8), a second holder (114) for rotatably holding the lens holder (118), and a base (111) for holding the second holder and the laser diode (42), The laser diode module, wherein the lens is inclined with respect to an optical axis through which the laser light propagates. 7. The first lens holder (118) is cylindrical and the second holder (114) is a cylindrical hole (117) for accommodating the cylindrical first lens holder (118). 7. The laser diode module according to claim 6, further comprising: 8. The laser diode module according to claim 7, wherein the laser diode module further comprises members (126, 127) for fixing the first lens holder (118). 9. The cylindrical first lens holder (11)
Laser diode module according to claim 7 or 8, characterized in that 8) has a groove (119) in which a jig is engaged. 10. The diameter of the end of the cylindrical hole (117) of the second holder (114) is smaller than the diameter of the cylindrical first lens holder (118). 10. The laser diode module according to claim 7, wherein an end portion of the lens holder is in contact with an end portion of the second holder. 11. The laser diode module further comprises a spring (11) having one end attached to the base (111) and the other end engaging the second holder (114).

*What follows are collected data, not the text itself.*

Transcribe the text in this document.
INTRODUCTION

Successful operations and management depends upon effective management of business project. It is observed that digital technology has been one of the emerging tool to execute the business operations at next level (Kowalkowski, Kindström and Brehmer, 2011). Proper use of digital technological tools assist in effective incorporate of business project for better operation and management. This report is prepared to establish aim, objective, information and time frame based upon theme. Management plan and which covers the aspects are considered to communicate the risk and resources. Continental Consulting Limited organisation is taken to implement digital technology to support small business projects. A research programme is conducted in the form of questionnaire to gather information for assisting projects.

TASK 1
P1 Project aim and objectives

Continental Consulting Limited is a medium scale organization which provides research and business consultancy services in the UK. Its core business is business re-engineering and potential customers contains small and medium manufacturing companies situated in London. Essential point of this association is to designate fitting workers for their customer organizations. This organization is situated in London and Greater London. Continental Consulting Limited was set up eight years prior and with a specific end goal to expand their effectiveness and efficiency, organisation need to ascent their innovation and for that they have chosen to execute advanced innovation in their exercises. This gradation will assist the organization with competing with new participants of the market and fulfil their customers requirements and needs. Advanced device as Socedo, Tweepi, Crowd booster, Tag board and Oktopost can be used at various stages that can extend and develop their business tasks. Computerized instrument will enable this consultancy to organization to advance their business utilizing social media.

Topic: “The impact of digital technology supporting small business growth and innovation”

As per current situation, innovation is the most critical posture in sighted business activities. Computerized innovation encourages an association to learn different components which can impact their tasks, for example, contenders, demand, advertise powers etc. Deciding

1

The laser diode module according to claim 7, further comprising 3). 12. A laser diode module for emitting laser light, comprising: a laser diode (42), a laser diode holder (141) holding the laser diode (42), and a lens through which laser light emitted from the laser diode passes. (45) and a lens holder (118) for holding the lens (45)
And a base (131) which holds the laser diode holder (141) and rotatably holds the lens holder (118). The lens is tilted with respect to the optical axis through which the laser light propagates. A laser diode module characterized in that 13. The lens holder (118) is cylindrical and the base (131) has a cylindrical hole (136) for accommodating the cylindrical lens holder (118). Item 12. A laser diode module according to item 12. 14. The laser diode module further comprises a spring (135) attached to the base (131) at one end and engaging the laser diode holder (141) at the other end. 12. The laser diode module according to 12 or 13.